Velles stepped closer. “Caution. It is not the almighty who you have to fear, but your own disillusionment. You are no Empire without an anointment by God. Even still, you are but a man. Without faith your empire will crumble. With the erosion of your soil, disengaged, will come the erosion of your realm. Even now there is discontent. To the far reaches of the South a plague encroaches upon the hamlets. The Northern Tribes grow unified and confident. What you speak of is heresy. It is only through faith and atonement and the will of the divine can there be power and stability”.
“Let them whisper of me.” Said Richard “We are all doomed anyway if we remain as we have been. I will not be the puppet of gilded sermons. It is through the Church that men are bound to what is known. It is by decree that we remain in the muck forever at the mercy of what we do not know, that which we label divine. If we really seek the divine, then we must attain it.”
Velles appeared shocked. All who knew of what he spoke at once gasped as well. “You speak not of your father’s mistakes I hope? The land beyond the rivers and seas, beyond even the other lands over the edge?”

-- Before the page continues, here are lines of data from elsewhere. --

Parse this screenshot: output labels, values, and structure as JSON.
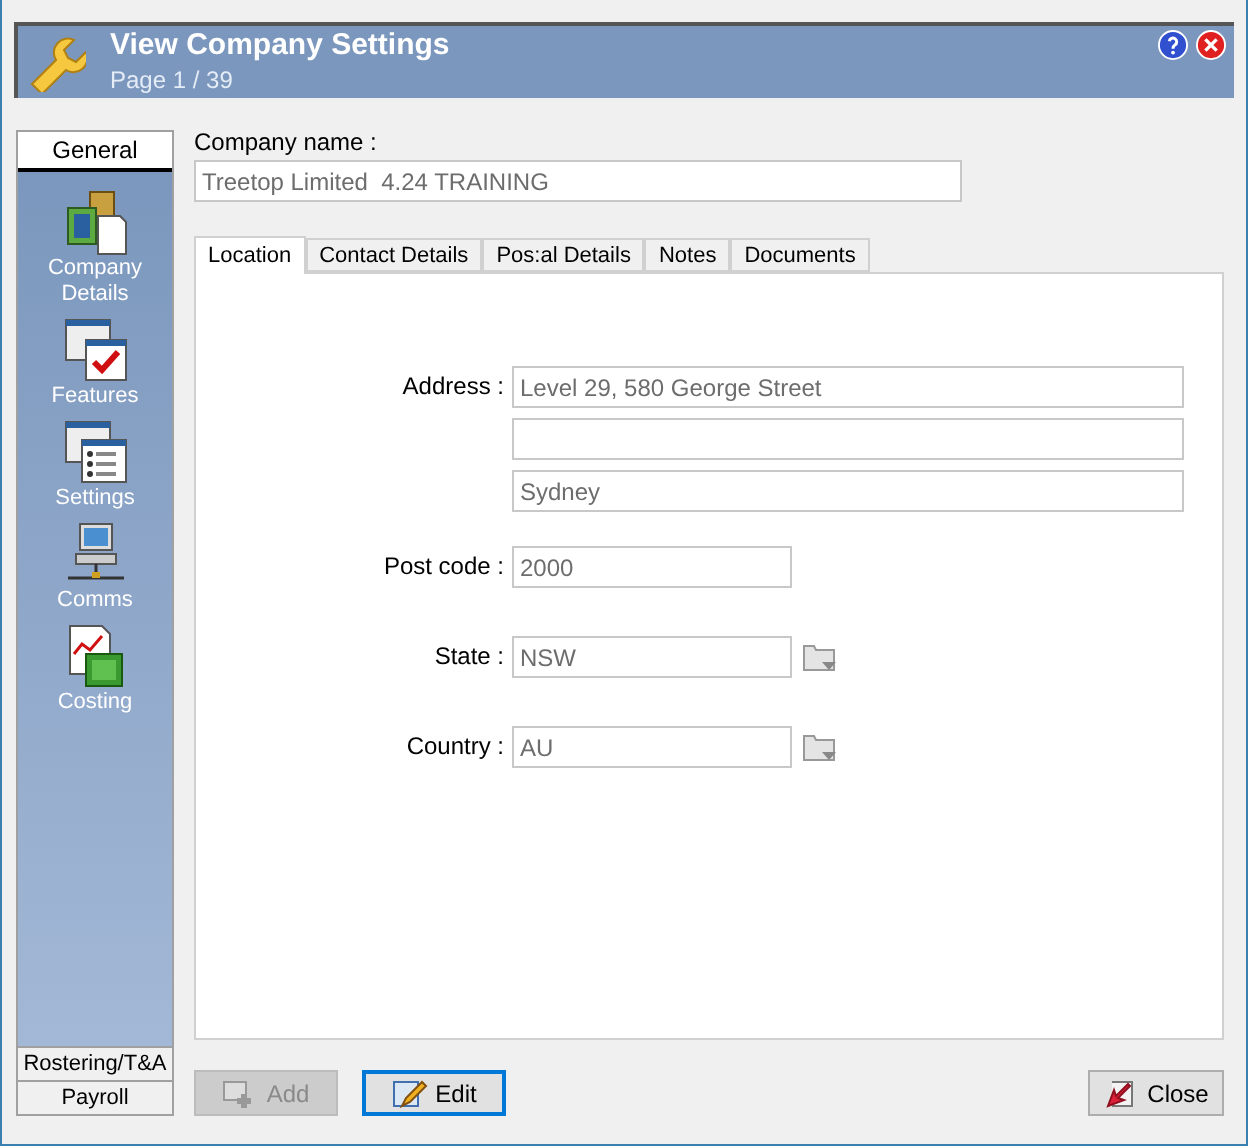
{
  "header": {
    "title": "View Company Settings",
    "subtitle": "Page 1 / 39"
  },
  "sidebar": {
    "sections": [
      {
        "label": "General",
        "selected": true
      },
      {
        "label": "Rostering/T&A",
        "selected": false
      },
      {
        "label": "Payroll",
        "selected": false
      }
    ],
    "items": [
      {
        "label": "Company Details",
        "kind": "company"
      },
      {
        "label": "Features",
        "kind": "features"
      },
      {
        "label": "Settings",
        "kind": "settings"
      },
      {
        "label": "Comms",
        "kind": "comms"
      },
      {
        "label": "Costing",
        "kind": "costing"
      }
    ]
  },
  "company_name": {
    "label": "Company name :",
    "value": "Treetop Limited  4.24 TRAINING"
  },
  "tabs": [
    {
      "label": "Location",
      "selected": true
    },
    {
      "label": "Contact Details",
      "selected": false
    },
    {
      "label": "Pos:al Details",
      "selected": false
    },
    {
      "label": "Notes",
      "selected": false
    },
    {
      "label": "Documents",
      "selected": false
    }
  ],
  "fields": [
    {
      "label": "Address :",
      "values": [
        {
          "kind": "text",
          "value": "Level 29, 580 George Street"
        },
        {
          "kind": "blank"
        },
        {
          "kind": "text",
          "value": "Sydney"
        }
      ],
      "kind": "wide"
    },
    {
      "label": "Post code :",
      "values": [
        {
          "kind": "text",
          "value": "2000"
        }
      ],
      "kind": "short"
    },
    {
      "label": "State :",
      "values": [
        {
          "kind": "text",
          "value": "NSW"
        }
      ],
      "kind": "lookup"
    },
    {
      "label": "Country :",
      "values": [
        {
          "kind": "text",
          "value": "AU"
        }
      ],
      "kind": "lookup"
    }
  ],
  "buttons": [
    {
      "label": "Add",
      "kind": "add",
      "disabled": true,
      "focused": false
    },
    {
      "label": "Edit",
      "kind": "edit",
      "disabled": false,
      "focused": true
    },
    {
      "label": "Close",
      "kind": "close",
      "disabled": false,
      "focused": false
    }
  ]
}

Richard smirked. “That I do”.
Velles lost his composure. He stepped towards Richards, whose guards did not for a second entice the idea of opposing the Pope and promptly knelt before him. “You are misguided my child! Blinded by a fools errand that was your father’s downfall and is to be yours as well if you do not heed my words! All that is before you is the common realm, endowed by the heavens to be ruled over by man. Man is imperfect, at the mercy of God and it is by his decision that we do not venture where we are not wanted. The place beyond the edge, a place of shadow and volume is no place for a servant of God. It is a place where God has put no light, so that man not venture there!”
Richard stood, eye to eye with the Pope. “If it is nothing, then let us prove it. And if it is something, then it is our duty to claim it, learn from it, and use it as it was given to us. Your fear will not cage me, Velles. I will be not your Penitent. The Church clutches to a past that has already gone, and I will not go with it. If you will not stand with me as I step over the edge then so be it. If it is the will of the church, the divine, and the Houses to come before me, then let them come.”
It is at this moment that the members of the Houses, which had slowly increased in energy, had broken out into shouting and fighting. Guards on all sides struggled to maintain order and to usher out the Nobles who flailed about pathetically. The banners fell and some burned, lit by the candles and braziers which were thrown about in the chaos. The Pope, guarded by his Templars, quickly exited the building in the ensuing chaos. Richard simply sat back down on his throne and laughed.